News and Reviews....

Birth of the Blues ....... February 2002

By Robert Lieto

Just released ...... Nine companies gathered in Tokyo last week (Feb 18-22) to announce the successor to the DVD technology, the Blu-ray Disc. A far denser, blue-violet laser based medium that is NOT compatible with its wildly successful red laser DVD medium. While the red laser medium has an average of 4.7 gigabytes of storage space, the Blu-ray laser with its groove-track recording techniques yield a density of 27 gigabytes of storage space. It would allow more then 2 hours of High Definition recording and 13 hours of standard recording.

Conspicuously absent from the Blu-ray roster is DVD Forum leader and DVD format pioneer Toshiba Corporation, which reportedly had been invited to join but chose not to attend, asserting that the work in regard to the Blu-ray ought to be conducted under the auspices of the DVD forum.
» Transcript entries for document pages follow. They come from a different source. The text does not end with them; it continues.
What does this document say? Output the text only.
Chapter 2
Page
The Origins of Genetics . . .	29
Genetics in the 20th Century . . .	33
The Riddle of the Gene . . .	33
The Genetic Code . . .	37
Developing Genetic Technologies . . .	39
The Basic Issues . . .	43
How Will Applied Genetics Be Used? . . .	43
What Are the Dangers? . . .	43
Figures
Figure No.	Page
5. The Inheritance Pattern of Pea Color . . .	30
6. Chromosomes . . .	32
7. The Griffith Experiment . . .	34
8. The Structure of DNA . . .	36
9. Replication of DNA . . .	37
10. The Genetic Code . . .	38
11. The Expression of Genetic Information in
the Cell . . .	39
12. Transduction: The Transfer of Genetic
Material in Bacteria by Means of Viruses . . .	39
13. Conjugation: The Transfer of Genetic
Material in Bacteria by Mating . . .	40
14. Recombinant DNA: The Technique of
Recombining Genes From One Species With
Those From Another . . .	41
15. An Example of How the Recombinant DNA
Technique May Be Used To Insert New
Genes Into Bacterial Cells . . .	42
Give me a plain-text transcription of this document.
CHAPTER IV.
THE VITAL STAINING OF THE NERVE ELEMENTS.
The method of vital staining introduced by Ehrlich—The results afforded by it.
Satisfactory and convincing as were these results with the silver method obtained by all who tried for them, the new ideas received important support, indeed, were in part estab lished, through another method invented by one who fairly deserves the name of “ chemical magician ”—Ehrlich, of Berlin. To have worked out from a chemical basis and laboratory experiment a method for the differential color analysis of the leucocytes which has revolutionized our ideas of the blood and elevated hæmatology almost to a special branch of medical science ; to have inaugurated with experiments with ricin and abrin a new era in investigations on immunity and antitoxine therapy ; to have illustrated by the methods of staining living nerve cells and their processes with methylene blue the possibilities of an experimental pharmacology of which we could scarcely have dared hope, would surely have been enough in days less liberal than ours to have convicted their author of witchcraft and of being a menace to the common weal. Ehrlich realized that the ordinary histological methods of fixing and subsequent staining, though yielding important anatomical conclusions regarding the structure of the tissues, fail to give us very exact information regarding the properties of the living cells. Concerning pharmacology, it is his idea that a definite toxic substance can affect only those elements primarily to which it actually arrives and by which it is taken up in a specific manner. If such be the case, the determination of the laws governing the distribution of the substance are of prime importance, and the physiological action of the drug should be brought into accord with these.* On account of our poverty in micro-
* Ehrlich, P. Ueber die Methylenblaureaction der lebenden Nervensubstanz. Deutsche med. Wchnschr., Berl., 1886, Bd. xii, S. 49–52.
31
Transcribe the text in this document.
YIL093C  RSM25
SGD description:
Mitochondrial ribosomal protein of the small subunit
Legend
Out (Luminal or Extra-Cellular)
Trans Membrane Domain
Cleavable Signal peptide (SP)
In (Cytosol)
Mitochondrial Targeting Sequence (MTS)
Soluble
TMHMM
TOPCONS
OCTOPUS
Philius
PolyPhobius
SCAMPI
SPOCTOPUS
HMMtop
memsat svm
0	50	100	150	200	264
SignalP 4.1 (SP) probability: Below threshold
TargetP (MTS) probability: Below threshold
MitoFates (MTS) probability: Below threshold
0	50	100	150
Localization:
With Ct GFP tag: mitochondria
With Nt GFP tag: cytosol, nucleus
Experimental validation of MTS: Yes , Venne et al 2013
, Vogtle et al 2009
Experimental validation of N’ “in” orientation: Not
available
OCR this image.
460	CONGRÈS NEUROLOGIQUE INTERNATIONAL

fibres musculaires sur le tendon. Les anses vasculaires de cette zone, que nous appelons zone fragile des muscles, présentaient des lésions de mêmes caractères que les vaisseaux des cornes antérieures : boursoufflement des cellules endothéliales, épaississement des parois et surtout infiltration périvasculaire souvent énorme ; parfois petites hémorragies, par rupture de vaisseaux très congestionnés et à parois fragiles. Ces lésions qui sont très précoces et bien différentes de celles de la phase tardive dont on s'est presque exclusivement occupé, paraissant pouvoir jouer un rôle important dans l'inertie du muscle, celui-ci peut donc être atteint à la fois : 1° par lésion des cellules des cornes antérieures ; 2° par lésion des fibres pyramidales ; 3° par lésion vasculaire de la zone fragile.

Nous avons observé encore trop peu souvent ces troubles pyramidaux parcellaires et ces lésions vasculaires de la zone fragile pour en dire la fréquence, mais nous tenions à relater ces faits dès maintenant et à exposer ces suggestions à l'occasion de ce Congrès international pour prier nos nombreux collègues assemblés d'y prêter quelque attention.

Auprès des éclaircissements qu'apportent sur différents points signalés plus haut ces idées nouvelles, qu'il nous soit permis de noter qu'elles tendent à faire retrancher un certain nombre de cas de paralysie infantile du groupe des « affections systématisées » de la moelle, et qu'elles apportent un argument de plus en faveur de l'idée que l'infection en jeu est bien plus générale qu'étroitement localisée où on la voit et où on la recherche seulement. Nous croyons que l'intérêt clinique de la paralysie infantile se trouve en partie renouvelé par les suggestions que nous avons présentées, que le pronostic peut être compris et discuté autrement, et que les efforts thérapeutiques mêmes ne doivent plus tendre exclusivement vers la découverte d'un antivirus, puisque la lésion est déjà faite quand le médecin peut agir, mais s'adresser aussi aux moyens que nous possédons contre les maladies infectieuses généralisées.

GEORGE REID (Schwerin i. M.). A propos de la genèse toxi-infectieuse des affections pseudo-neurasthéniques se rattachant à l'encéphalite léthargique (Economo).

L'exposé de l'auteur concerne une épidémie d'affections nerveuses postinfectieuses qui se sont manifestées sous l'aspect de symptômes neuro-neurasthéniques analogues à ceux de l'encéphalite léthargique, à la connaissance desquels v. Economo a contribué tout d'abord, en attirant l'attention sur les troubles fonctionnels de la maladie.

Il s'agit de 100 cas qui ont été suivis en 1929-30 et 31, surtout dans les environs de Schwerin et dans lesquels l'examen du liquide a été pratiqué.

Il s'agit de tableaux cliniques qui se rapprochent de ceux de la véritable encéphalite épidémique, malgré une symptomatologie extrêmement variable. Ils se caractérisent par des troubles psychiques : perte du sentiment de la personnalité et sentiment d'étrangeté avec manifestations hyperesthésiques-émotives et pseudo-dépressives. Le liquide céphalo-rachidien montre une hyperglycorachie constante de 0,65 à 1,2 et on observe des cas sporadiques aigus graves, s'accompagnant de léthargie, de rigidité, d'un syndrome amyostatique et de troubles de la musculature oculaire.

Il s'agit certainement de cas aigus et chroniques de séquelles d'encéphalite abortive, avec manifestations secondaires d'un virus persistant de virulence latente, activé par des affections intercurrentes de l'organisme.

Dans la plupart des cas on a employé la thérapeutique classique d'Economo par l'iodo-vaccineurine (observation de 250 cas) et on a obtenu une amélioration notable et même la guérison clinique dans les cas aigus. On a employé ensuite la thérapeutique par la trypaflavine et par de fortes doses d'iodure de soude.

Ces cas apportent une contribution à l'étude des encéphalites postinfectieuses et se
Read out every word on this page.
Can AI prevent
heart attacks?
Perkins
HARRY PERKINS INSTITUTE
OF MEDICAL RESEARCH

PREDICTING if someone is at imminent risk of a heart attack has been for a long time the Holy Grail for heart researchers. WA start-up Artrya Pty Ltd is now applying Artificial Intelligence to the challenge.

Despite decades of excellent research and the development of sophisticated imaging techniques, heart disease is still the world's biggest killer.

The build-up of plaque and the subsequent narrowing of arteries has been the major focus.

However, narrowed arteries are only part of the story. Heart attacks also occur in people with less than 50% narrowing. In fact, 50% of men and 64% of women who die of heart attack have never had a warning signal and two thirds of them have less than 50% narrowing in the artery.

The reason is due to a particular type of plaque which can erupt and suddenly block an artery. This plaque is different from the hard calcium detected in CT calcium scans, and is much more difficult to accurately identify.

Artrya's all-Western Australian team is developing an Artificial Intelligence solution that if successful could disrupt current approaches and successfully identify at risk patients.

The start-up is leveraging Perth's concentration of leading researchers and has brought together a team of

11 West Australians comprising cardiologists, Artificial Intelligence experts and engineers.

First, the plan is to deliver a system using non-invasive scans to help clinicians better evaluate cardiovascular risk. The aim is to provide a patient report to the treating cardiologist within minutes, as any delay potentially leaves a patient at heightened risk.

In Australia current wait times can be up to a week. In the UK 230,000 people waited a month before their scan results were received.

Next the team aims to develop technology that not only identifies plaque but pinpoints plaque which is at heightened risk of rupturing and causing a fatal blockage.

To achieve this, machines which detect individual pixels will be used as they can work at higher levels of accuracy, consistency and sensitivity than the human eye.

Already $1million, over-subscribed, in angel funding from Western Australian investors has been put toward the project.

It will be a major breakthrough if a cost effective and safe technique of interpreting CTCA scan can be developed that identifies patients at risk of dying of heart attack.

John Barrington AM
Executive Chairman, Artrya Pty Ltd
The nine (9) companies in attendance, out of seventeen (17) that make up the steering committee DVD forum, could lock horns in the up and coming annual meeting, scheduled at months end. It is possible that the focus could shift to Blu-ray by majority vote.

Specifications:    

Recording Capacity                    23.3Gbytes/ 25Gbytes/ 27Gbytes

Laser Wavelength                        405 nm (Blue-Violet laser)

Lense Numerical Aperture (NA)    0.85

Data Transfer Rate                        36 Mbits/second

Disc Diameter                                120mm

Disk Thickness                                1.2mm

Recording format                             Phase change recording

Track Format                                    Groove Recording

Tracking Pitch                                    .32 micron

Shortest Pit length                            0.160/ 0.149/ 0.138 microns

Video recording Format                    MPEG-2 Video

Audio Recording Format                AC3, MPEG-1, Layer2, etc.

Video & Audio Multiplexing            MPEG-2 transport stream

In closing, while the format itself is not compatible with DVD systems of today,  the technology is said to be manageable in that it could be made compatible with in some way although no specifics were mentioned.